Les Nations Unies sont les maîtres d’œuvre d’Habitat 3, en principe pour le compte des Etats. Mais, ils ne sont pas uniquement porteurs de la logique des Etats. Les Nations Unies sont aussi porteurs du droit international et des institutions internationales. A Habitat 3, le droit international est au centre du débat. Notamment sur la question des droits fondamentaux qui sont au cœur des Nations Unies, de la Charte et de la DUDH – Déclaration Universelle des Droits de l’Homme. Pour certains, notamment pour les grands groupes financiers et les entreprises multinationales, pour sortir de la crise, il faut une croissance du marché mondial, et pour cela, ils préconisent de moins mettre en avant les droits fondamentaux. A l’inverse, les mouvements mettent en avant le droit au logement et le droit à la ville. Ils rappellent que, par exemple, le DALO – Droit au logement opposable, quand il a été pris en charge par les mobilisations des mouvements a permis des progrès sociaux dans certains pays.

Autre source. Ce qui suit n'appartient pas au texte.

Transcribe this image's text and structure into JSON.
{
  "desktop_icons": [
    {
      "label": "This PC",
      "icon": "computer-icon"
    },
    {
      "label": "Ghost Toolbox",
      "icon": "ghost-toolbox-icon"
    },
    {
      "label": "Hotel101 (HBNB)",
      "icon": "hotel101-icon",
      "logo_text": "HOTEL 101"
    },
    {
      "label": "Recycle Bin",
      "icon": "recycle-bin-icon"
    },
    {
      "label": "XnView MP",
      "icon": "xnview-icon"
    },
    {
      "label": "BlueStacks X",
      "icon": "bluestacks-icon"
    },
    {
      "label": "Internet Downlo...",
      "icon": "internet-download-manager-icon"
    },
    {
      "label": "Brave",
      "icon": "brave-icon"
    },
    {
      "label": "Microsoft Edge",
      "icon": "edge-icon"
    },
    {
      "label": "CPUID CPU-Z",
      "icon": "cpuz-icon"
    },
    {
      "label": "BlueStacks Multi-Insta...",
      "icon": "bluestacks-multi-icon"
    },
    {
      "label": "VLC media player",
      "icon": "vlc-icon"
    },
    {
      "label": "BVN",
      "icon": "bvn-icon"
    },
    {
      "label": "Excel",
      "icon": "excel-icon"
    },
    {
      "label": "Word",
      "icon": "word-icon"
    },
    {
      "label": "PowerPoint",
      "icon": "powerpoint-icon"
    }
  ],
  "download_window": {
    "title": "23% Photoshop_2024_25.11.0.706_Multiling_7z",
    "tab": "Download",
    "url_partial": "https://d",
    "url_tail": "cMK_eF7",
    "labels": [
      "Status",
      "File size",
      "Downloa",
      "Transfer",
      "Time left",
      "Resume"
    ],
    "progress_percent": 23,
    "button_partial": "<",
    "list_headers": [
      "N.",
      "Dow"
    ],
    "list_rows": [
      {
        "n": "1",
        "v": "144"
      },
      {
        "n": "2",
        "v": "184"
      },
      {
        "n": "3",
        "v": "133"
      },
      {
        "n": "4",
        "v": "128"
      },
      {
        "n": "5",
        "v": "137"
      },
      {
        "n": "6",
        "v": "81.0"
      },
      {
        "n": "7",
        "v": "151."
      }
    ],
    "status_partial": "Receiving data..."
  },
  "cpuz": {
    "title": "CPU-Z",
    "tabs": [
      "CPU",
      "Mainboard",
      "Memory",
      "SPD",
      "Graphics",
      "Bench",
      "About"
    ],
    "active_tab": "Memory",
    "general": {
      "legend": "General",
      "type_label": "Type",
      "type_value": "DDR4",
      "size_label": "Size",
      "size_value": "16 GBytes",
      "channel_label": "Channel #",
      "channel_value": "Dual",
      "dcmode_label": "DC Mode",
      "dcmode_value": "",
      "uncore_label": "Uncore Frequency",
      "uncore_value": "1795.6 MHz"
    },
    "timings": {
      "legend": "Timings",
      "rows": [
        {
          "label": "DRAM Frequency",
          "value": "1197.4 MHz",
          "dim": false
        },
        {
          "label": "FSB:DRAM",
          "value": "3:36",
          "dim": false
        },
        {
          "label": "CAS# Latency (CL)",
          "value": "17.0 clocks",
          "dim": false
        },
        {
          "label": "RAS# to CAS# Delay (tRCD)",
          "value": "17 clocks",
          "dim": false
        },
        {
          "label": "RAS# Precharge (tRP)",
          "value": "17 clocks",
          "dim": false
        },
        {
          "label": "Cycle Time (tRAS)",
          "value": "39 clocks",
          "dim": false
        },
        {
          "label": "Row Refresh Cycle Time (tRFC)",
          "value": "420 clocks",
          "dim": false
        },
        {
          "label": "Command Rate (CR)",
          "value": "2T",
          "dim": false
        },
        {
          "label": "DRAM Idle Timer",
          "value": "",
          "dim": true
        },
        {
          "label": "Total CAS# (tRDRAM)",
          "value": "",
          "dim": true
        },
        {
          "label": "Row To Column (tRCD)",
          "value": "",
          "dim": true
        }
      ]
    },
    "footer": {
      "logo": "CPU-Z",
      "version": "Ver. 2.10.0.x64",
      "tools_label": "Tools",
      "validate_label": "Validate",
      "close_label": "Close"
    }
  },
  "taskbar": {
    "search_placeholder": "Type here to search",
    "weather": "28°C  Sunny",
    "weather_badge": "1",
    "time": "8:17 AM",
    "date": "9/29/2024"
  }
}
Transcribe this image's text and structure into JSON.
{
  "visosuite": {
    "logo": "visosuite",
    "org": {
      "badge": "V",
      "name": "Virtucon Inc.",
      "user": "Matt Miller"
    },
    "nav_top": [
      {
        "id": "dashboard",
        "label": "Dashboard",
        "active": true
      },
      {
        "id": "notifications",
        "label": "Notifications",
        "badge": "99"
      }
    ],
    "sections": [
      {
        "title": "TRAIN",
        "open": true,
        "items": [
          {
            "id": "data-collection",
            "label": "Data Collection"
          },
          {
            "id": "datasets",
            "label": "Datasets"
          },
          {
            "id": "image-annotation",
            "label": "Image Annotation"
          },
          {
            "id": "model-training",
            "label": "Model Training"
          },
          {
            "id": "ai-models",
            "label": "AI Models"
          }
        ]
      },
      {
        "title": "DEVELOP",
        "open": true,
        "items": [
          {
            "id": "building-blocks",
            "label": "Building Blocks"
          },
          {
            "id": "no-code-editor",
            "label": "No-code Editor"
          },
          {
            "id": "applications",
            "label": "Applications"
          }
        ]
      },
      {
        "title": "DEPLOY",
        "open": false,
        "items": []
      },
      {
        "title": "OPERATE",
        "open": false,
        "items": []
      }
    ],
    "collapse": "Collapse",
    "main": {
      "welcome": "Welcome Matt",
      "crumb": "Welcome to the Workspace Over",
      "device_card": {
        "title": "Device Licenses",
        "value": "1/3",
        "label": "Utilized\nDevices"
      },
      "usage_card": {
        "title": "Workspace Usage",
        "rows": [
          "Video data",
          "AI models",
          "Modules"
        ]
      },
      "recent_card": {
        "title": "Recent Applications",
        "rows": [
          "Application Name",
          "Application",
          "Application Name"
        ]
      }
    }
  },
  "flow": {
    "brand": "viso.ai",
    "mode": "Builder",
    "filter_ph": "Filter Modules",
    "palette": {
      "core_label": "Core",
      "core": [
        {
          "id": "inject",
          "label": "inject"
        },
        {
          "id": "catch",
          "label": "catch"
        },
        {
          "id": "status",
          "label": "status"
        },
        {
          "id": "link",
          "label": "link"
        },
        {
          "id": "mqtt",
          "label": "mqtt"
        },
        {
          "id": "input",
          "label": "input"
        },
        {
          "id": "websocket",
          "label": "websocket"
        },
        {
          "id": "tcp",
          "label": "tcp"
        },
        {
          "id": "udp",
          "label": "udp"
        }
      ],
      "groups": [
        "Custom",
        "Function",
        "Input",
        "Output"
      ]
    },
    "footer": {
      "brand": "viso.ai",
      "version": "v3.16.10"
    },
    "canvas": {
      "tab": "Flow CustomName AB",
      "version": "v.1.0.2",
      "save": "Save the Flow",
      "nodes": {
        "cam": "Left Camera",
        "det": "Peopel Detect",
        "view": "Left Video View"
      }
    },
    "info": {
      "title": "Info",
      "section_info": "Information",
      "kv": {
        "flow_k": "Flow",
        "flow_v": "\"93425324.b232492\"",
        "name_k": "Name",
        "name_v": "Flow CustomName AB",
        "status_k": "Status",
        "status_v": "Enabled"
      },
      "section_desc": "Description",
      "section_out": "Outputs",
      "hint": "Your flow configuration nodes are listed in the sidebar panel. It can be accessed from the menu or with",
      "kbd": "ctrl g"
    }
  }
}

A Quito, les Nations Unies peuvent être porteuses de progrès d’abord dans la défense et les avancées du droit international fondé sur les droits fondamentaux. D’autre part au niveau des institutions internationales, dans le débat sur UN-Habitat, en considérant que la question est moins celle de l’existence de UN Habitat que celle de sa nature et de son action. Ainsi, la reconnaissance par UN Habitat des mouvements d’habitants et des collectivités locales est une nécessité absolue ; en faisant évoluer cette institution sur le modèle des institutions comme le BIT ou la FAO qui ont sût construire leur légitimité sur la reconnaissance et l’association des autres acteurs et particulièrement des mouvements syndicaux et des mouvements paysans.

Les gouvernements et les Etats sont les acteurs principaux de Habitat 3. Tous les autres acteurs tentent d’influer sur leurs positions et déploient lobbies et plaidoyers pour les convaincre. Il existe une contradiction entre les Etats en fonction des positions géopolitiques et idéologiques. Mais la première contradiction est au sein de chaque gouvernement, entre sa politique économique et ses conséquences sociales. Pratiquement tous les gouvernements sont persuadés, par choix ou par résignation, qu’il n’y a pas d’alternative à la financiarisation et aux politiques néolibérales plus ou moins accentuées. Ils sont nombreux à redouter les conséquences en termes d’inégalités et de discriminations mais considèrent qu’ils ne peuvent pas faire autrement. Dans ce contexte, l’alliance entre les mouvements sociaux, d’habitants, les chercheurs engagés et certaines autorités locales défend certaines priorités pour les politiques publiques. Il s’agit notamment des avancées sur le droit au logement et à la ville, du refus des expulsions sans relogement, de la production sociale du logement, du refus de la privatisation du logement social, de la sécurité foncière, du respect des quartiers précaires. Ces propositions sont en rupture avec les orientations dominantes des politiques urbaines. Mais, elles sont portées par les luttes sociales et urbaines.  

A Quito, on verra se formaliser les contradictions dans la définition des politiques urbaines. D’une part au niveau de leurs orientations et, d’autre part, au niveau des marges de manœuvre qui s’imposeront pays par pays. La contestation de la doxa des politiques urbaines de la financiarisation et l’émergence de possibilités alternatives facilitera les mobilisations des mouvements sociaux et citoyens, particulièrement des mouvements d’habitants.